Nascent Talk with the Gypsy

by Brian Michael Barbeito

She was having a laugh, but I didn't know what about. We were sitting in a big house that was on the top of a large incline. All these books were scattered around, and the walls and the kitchen, the doors and the quarter round and every other thing, was old and betrayed. But I liked it. There was this subdued intense energy there, and maybe it was the energy of the past, fading out, but still making a signature on the present. I was glad to be speaking to her because she was fat and homely looking. Some of the others of her large group, one especially, were thin and beautiful and mysterious. But they were sketchy in their own ways with a type of stain of unleavened self importance. This one laughing was on the level, and we just talked about a few things with no ulterior motives or vested interest on either side.
“What is the funny thing?” I asked her.
“The radio yesterday. The man drove us in the car. They were playing a song that you have about a Gypsy woman. We were all laughing.”
“That is not a song I have. That is an old song.”
“Gypsy woman, gypsy woman, gypsy woman...”
She looked out the window and laughed some more. I said that some people said her group was supposed to be called Roma. She brushed her hand down across her side like she was discarding something and the movement said, ‘Please, don't patronize me. Such things are silly...'
“What makes a gypsy....a gypsy?” I asked.

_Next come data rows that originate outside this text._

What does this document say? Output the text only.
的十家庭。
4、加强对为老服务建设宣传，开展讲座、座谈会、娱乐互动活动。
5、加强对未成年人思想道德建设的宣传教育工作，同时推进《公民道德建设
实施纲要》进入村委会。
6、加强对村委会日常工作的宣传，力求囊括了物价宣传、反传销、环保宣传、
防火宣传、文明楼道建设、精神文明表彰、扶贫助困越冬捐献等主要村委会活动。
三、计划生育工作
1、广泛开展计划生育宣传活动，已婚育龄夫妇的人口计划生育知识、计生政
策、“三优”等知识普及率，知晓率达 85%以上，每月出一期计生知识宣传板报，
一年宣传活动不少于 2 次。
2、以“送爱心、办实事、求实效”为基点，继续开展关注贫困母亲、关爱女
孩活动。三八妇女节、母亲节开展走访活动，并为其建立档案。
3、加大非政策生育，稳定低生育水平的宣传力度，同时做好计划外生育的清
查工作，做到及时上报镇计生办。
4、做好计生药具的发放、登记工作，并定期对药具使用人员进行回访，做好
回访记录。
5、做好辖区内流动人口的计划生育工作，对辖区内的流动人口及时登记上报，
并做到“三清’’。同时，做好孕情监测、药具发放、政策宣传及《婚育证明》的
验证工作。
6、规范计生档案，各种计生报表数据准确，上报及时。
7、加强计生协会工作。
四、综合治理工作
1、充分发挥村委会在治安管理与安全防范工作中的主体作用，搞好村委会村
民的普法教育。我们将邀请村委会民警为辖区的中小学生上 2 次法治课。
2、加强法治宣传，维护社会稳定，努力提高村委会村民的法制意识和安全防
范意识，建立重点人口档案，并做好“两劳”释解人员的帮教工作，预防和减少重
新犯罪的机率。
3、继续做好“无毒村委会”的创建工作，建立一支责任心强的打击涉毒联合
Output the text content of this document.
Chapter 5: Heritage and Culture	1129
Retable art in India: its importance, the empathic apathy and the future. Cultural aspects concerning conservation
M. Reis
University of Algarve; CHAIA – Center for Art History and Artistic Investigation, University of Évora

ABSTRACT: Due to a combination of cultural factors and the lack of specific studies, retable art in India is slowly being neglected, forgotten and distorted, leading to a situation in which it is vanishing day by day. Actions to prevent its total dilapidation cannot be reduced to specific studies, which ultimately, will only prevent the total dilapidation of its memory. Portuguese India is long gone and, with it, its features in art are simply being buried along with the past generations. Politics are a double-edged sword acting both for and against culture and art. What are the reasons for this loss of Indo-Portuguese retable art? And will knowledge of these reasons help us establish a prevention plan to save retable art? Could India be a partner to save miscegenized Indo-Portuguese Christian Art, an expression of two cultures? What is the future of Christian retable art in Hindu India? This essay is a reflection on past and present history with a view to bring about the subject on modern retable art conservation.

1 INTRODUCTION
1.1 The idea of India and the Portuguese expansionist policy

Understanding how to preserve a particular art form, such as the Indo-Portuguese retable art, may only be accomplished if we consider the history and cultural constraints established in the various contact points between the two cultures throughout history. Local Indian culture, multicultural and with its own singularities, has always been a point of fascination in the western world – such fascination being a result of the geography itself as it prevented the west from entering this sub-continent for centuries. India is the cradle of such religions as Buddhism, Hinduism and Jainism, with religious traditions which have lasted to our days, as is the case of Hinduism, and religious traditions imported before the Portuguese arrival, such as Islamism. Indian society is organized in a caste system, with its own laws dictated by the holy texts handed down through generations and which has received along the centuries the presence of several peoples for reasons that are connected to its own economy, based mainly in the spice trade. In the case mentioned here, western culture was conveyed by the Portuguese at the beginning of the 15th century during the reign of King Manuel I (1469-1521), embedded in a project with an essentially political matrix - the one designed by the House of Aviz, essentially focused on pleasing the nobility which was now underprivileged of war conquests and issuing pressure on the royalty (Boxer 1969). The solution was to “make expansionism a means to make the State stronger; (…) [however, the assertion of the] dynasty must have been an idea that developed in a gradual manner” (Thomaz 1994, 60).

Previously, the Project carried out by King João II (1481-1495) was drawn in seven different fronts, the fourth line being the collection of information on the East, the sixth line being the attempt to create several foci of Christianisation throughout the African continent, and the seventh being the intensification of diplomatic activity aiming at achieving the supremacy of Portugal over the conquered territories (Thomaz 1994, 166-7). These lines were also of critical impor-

To this she held up her arm and pinched her skin, to denote that the skin contained her blood, and said in seriousness,"Gypsy is in the blood. Gypsy is the best blood.”
I asked if it had been hard where she had been.
“They killed my brother. And then they killed my cousin,” she said.
“Because Gypsy.”
“Who killed them?”
“Skinheads. At nightclub. After nightclub. One year ago only. Don't like gypsy. Much trouble for gypsy people.”
We looked out the window. The house seemed to be able to hold any emotion, as if its joints and stucco and brick were now transformed into a strong person, a present person yet one whose face we could not see. The hydro lines and telephone lines stretched through rural hills outside like elastics that never broke, and if one did break, there were others that kept up the work of going along and along and along. In a moment a group of about two or three entered the room and broke the energy, the almost sacred place that a conversation can be with the wind going outside and the night coming. She winked at me, as if to say it was alright and not to take her too seriously, and she called to the others because it was their joke of that week, ‘Gypsy woman, gypsy woman, gypsy woman!' I shot a glance outside. Tops of septic tanks were overgrown with wild bushes, and the alarm panels rose up and up affixed to metal poles, a series of mechanical and industrial sprouts that received the splashes of sun in the days and heard from the windows the stories relayed at nights from the house.
The other women laughed back while the old books and quarter round absorbed and took the collective noise in stride.